歡迎訪問我的個人博客: zengzeyu.com
前言
原文章請見參考文獻: CNN for Very Fast Ground Segmentation in Velodyne LiDAR Data.PDF
本文提出了一種新型的去地面點雲方法。一種對3D點雲數據編碼來給CNN進行訓練,最後來分割地面點雲的方法。
地面點分割方法
訓練數據說明
首先說明,根據Velodyne HDL-64E 生成的KITTI原始點雲數據分析得知,每一幀點雲尺寸大概爲 64x4500,本文每一幀數據爲 64x360 ,所以要對原始數據進行降採樣。在每一幀點雲中,每一線激光繞中心旋轉一圈得到的點雲按照 1° 的歸類分爲 360 份,每一份點雲的信息提取某一個點或者平均信息作爲點代表,代表點的特徵和 label 填入格子中生成CNN所需訓練數據。每個點 label 進行二分類,分爲地面點和分地面點。點特徵包括 P = [Px, Py, Pz, Pi, Pr] ([ 座標x, 座標y, 座標z, 反射強度intensity, 距離range ])。
A. 數據準備(Encoding Sparse 3D Data Into a Dense 2D Matrix)
爲了將稀疏的3D點雲數據應用的2D的CNN中,本文將其編碼爲2D的多信號通道數據儲存在矩陣 M 中,如下圖所示。

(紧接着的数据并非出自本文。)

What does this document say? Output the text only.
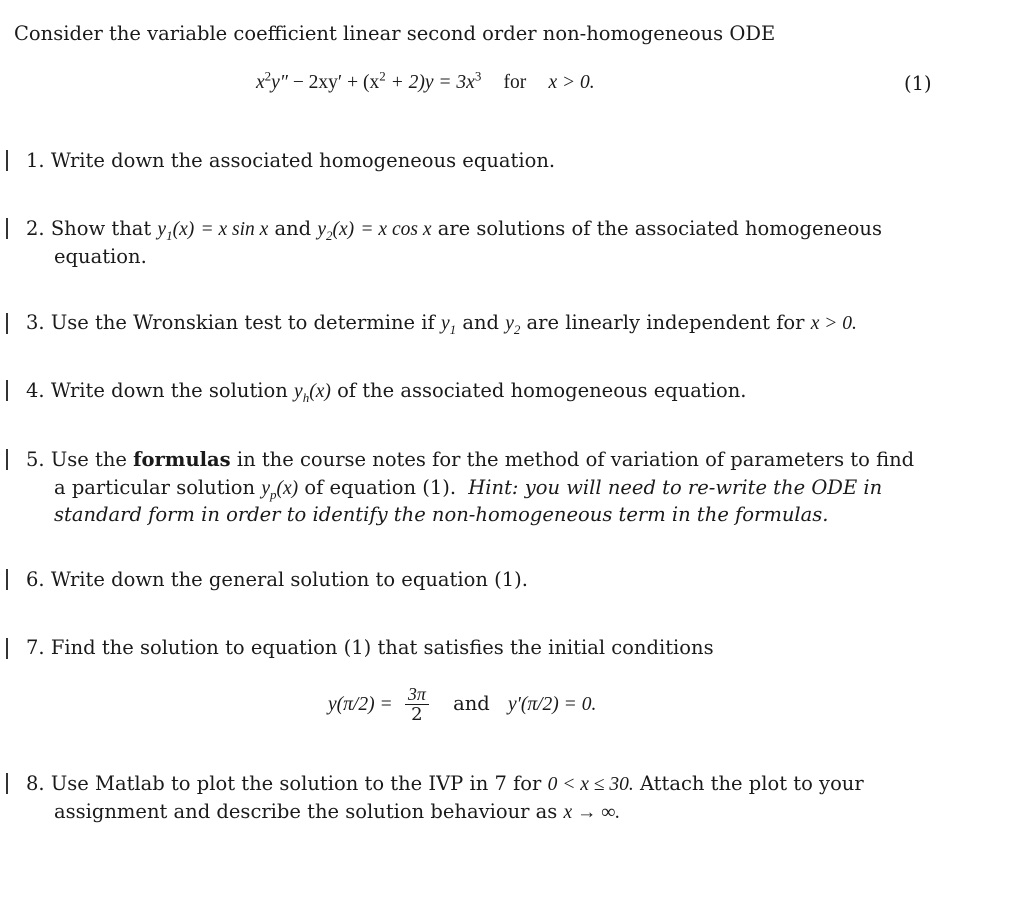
Consider the variable coefficient linear second order non-homogeneous ODE
$x^2y'' - 2xy' + (x^2 + 2)y = 3x^3$ for x > 0.	(1)
1. Write down the associated homogeneous equation.
2. Show that $y_1(x) = x$ sin x and $y_2(x) = x$ cos x are solutions of the associated homogeneous
equation.
3. Use the Wronskian test to determine if $y_1$ and $y_2$ are linearly independent for x > 0.
4. Write down the solution $y_h(x)$ of the associated homogeneous equation.
5. Use the formulas in the course notes for the method of variation of parameters to find
a particular solution $y_p(x)$ of equation (1). Hint: you will need to re-write the ODE in
standard form in order to identify the non-homogeneous term in the formulas.
6. Write down the general solution to equation (1).
7. Find the solution to equation (1) that satisfies the initial conditions
$y(\pi/2) = \frac{3\pi}{2}$ and y′(π/2) = 0.
8. Use Matlab to plot the solution to the IVP in 7 for 0 < x ≤ 30. Attach the plot to your
assignment and describe the solution behaviour as x → ∞.
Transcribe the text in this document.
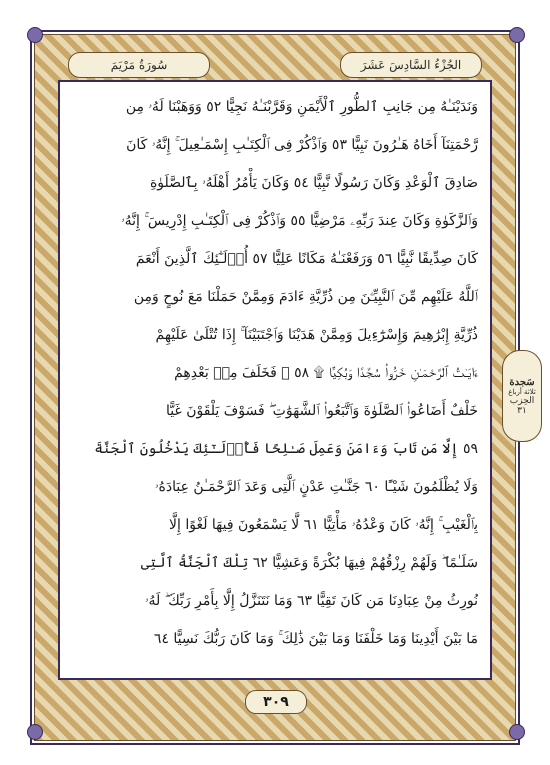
سُورَةُ مَرْيَمَ	الجُزْءُ السَّادِسَ عَشَرَ
وَنَدَيْنَـٰهُ مِن جَانِبِ ٱلطُّورِ ٱلْأَيْمَنِ وَقَرَّبْنَـٰهُ نَجِيًّا ٥٢ وَوَهَبْنَا لَهُۥ مِن
رَّحْمَتِنَآ أَخَاهُ هَـٰرُونَ نَبِيًّا ٥٣ وَٱذْكُرْ فِى ٱلْكِتَـٰبِ إِسْمَـٰعِيلَ ۚ إِنَّهُۥ كَانَ
صَادِقَ ٱلْوَعْدِ وَكَانَ رَسُولًا نَّبِيًّا ٥٤ وَكَانَ يَأْمُرُ أَهْلَهُۥ بِٱلصَّلَوٰةِ
وَٱلزَّكَوٰةِ وَكَانَ عِندَ رَبِّهِۦ مَرْضِيًّا ٥٥ وَٱذْكُرْ فِى ٱلْكِتَـٰبِ إِدْرِيسَ ۚ إِنَّهُۥ
كَانَ صِدِّيقًا نَّبِيًّا ٥٦ وَرَفَعْنَـٰهُ مَكَانًا عَلِيًّا ٥٧ أُو۟لَـٰٓئِكَ ٱلَّذِينَ أَنْعَمَ
ٱللَّهُ عَلَيْهِم مِّنَ ٱلنَّبِيِّـۧنَ مِن ذُرِّيَّةِ ءَادَمَ وَمِمَّنْ حَمَلْنَا مَعَ نُوحٍ وَمِن
ذُرِّيَّةِ إِبْرَٰهِيمَ وَإِسْرَٰٓءِيلَ وَمِمَّنْ هَدَيْنَا وَٱجْتَبَيْنَآ ۚ إِذَا تُتْلَىٰ عَلَيْهِمْ
ءَايَـٰتُ ٱلرَّحْمَـٰنِ خَرُّوا۟ سُجَّدًا وَبُكِيًّا ۩ ٥٨ ۞ فَخَلَفَ مِنۢ بَعْدِهِمْ
خَلْفٌ أَضَاعُوا۟ ٱلصَّلَوٰةَ وَٱتَّبَعُوا۟ ٱلشَّهَوَٰتِ ۖ فَسَوْفَ يَلْقَوْنَ غَيًّا
٥٩ إِلَّا مَن تَابَ وَءَامَنَ وَعَمِلَ صَـٰلِحًا فَأُو۟لَـٰٓئِكَ يَدْخُلُونَ ٱلْجَنَّةَ
وَلَا يُظْلَمُونَ شَيْـًٔا ٦٠ جَنَّـٰتِ عَدْنٍ ٱلَّتِى وَعَدَ ٱلرَّحْمَـٰنُ عِبَادَهُۥ
بِٱلْغَيْبِ ۚ إِنَّهُۥ كَانَ وَعْدُهُۥ مَأْتِيًّا ٦١ لَّا يَسْمَعُونَ فِيهَا لَغْوًا إِلَّا
سَلَـٰمًا ۖ وَلَهُمْ رِزْقُهُمْ فِيهَا بُكْرَةً وَعَشِيًّا ٦٢ تِلْكَ ٱلْجَنَّةُ ٱلَّتِى
نُورِثُ مِنْ عِبَادِنَا مَن كَانَ تَقِيًّا ٦٣ وَمَا نَتَنَزَّلُ إِلَّا بِأَمْرِ رَبِّكَ ۖ لَهُۥ
مَا بَيْنَ أَيْدِينَا وَمَا خَلْفَنَا وَمَا بَيْنَ ذَٰلِكَ ۚ وَمَا كَانَ رَبُّكَ نَسِيًّا ٦٤
سَجدة
ثلاثة أرباع
الحِزب
٣١
٣٠٩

矩陣M尺寸爲 64x360 ,降採樣過程中,對一個格子內多個點進行平均取值作爲代表。同時爲了簡化數據,[x,z] 計算得到的值代表距離,因爲本文默認 Y 軸爲高度方向,所以 x, z 值爲對偶,可以採取此種方式進行簡化數據。對於空格子,則從臨近格子進行線性插值來生成該格子內值。
B. 訓練數據集(Training Dataset)
訓練數據集的重要性不容多說,本文自行開發了基於人工種子點選取的點雲分割工具(semiautomatic tool for ground annotation),原理參考圖像中的區域增長算法,只不過此處將點之間距離作爲判斷條件代替灰度值,同時發現當上下限爲[0.03, 0.07]米時分割效果最好。選取了KITTI不同場景下共252幀點雲作爲人工分割數據,將分割好的數據按照7:3比例分爲[訓練集,評價集]。
由於上面得到的數據量太少,所以本文又通過其他一些方法對剩下的19k幀數據,生成了訓練所需數據集,基與點雲特徵有:最低高度,高度變化值,兩線激光點雲之間的距離和高度差。本文也嘗試過自動生成數據(artificial 3D LiDAR data),但是效果較差。
C. 網絡結構以及訓練方法(Topology and Training of the Proposed Networks)
因爲生成的訓練數據較少,所以只採用淺層的CNN網絡結構(shallow CNN architectures),類型爲全卷積(fully convolutional)。卷基層和反捲基層都包含非線性的ReLU神經元(ReLU non-linearities),採用梯度下降方法進行訓練。網絡結構如下圖所示:
上文 A. 中得到的矩陣 M 作爲網絡輸入,因爲是逐點(pixel)進行分類,所以網絡的輸出尺寸與輸入尺寸相同,根據分類: ground = 1,其餘點根據softmax函數概率映射進行輸出。反捲積層(Deconvolutional
layers,廣泛應用於語義分割(semantic segmentation)領域)在本文提出的4個網絡結構中的中3個都有應用,其中包括效果最好的 L05+deconv (上圖中第一個)。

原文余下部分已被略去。